NEW YORK/WASHINGTON (Reuters) - Tens of thousands of people rallied in U.S. cities and at airports on Sunday to voice outrage over President Donald Trump's executive order restricting entry into the country for travelers from seven Muslim-majority nations.
In New York, Washington and Boston, a second wave of demonstrations began the afternoon after spontaneous rallies broke out at U.S. airports on Saturday as U.S. Customs and Border Protection agents began enforcing Trump's directive. The protests on Sunday were expected to spread westward as the day progressed.
The president's order, which bars admission of Syrian refugees and suspends travel to the United States from Iraq, Iran, Sudan and four other countries on national security grounds, has led to the detention or deportation of hundreds of people arriving at U.S. airports.
It was the second straight weekend of large-scale protests. Last Saturday, hundreds of thousands of women participated in an anti-Trump rally and march in D.C., one of dozens staged across the country.
Trump defended the executive order in a statement on Sunday, saying the United States would resume issuing visas to all countries once secure policies were put in place over the next 90 days.
"To be clear, this is not a Muslim ban, as the media is falsely reporting," Trump said. "This is not about religion - this is about terror and keeping our country safe."
'Never again means never again'
Aria Grabowski, 30, of Washington, was carrying a sign that read: “Never again means never again for everyone.”
Above the slogan was a photograph of Jewish refugees who fled Germany in 1939 on a ship, the St. Louis, that was turned away from Havana, Cuba, and forced to return to Europe. More than 250 people aboard the ship were eventually killed by the Nazis.
Rhonda Reese, 56, a Muslim from northern Virginia, said: "As a Muslim, I do appreciate the support that I see. Our community feels under siege right now."
In Houston, already filling up with visitors for next Sunday's Super Bowl, about 500 people marched through the downtown.
Jennifer Fagen, 47, a professor of sociology at Lamar University in Beaumont, Texas, said she hoped she did not lose her job for protesting.
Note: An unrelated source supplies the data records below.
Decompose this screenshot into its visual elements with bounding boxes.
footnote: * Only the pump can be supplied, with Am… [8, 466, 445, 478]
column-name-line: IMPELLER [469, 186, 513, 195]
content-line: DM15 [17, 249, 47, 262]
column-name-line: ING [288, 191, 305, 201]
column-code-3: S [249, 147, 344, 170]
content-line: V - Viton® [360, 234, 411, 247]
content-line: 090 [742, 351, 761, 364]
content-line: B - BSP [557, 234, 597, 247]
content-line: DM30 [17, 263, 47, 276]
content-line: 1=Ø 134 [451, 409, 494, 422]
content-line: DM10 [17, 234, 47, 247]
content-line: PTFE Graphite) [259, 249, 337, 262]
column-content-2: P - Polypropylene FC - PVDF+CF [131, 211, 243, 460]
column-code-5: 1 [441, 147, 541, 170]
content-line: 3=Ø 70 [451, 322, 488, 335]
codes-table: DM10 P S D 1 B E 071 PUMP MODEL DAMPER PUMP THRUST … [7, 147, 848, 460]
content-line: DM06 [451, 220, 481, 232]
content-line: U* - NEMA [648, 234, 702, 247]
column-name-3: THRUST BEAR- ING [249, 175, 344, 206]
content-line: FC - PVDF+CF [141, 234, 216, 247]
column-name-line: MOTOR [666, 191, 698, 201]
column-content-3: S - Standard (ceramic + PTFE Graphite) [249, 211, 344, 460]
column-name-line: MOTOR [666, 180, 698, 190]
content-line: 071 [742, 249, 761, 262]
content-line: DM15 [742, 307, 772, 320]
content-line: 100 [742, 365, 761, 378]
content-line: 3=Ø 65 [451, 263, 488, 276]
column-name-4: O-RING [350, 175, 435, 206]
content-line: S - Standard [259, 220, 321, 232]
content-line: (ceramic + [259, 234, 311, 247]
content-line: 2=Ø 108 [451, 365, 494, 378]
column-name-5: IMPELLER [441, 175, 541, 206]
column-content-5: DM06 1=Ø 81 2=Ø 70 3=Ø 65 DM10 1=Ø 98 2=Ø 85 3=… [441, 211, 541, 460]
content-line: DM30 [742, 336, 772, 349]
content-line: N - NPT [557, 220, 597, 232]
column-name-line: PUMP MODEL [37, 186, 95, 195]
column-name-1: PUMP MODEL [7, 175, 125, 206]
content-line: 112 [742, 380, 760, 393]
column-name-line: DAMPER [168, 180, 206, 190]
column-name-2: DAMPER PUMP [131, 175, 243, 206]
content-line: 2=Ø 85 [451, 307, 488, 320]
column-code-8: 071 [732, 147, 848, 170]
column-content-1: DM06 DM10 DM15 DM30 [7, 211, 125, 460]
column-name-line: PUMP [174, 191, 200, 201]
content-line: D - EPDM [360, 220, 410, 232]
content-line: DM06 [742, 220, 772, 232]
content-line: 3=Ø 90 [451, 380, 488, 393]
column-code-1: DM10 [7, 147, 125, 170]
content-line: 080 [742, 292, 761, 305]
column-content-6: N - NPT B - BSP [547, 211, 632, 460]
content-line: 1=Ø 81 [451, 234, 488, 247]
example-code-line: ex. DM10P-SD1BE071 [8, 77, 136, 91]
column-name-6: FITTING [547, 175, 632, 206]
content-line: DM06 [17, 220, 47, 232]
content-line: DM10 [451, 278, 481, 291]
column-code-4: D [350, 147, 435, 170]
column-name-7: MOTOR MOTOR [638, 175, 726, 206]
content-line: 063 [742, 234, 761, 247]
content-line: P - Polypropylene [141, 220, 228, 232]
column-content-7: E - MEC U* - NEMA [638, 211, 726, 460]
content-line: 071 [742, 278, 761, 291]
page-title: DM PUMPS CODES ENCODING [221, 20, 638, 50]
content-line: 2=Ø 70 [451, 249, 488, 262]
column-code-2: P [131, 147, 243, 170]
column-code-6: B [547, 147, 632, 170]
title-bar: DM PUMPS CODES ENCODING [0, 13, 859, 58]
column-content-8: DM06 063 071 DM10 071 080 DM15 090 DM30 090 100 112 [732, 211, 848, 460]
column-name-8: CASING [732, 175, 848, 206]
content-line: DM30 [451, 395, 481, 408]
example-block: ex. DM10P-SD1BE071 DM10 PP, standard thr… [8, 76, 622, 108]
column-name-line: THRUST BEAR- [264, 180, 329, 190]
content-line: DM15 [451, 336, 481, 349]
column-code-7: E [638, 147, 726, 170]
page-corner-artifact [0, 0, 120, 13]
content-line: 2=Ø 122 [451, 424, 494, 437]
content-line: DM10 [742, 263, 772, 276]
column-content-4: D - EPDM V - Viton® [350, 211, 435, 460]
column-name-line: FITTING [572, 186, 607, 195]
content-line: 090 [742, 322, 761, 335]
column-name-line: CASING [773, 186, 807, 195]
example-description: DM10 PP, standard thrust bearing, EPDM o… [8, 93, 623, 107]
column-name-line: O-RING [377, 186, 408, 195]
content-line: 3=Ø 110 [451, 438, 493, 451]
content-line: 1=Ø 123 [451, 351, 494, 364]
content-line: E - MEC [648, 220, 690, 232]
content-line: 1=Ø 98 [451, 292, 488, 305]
"I'm Jewish and it's supposed to be never again. Jews should be the first ones to defend Muslims considering what has happened to us and it seems it's being repeated under Trump," Fagen said, referring to the Holocaust.
One of the largest of Sunday's protests took place at Battery Park in lower Manhattan, within sight of the Statue of Liberty in New York Harbor, long a symbol of welcome to U.S. shores.
Democratic Senator Charles Schumer of New York told the crowd that the Trump order was un-American and ran counter to the country's core values.
The march, estimated to have grown to about 10,000 people, later began heading to the U.S. Customs and Border Protection office in lower Manhattan.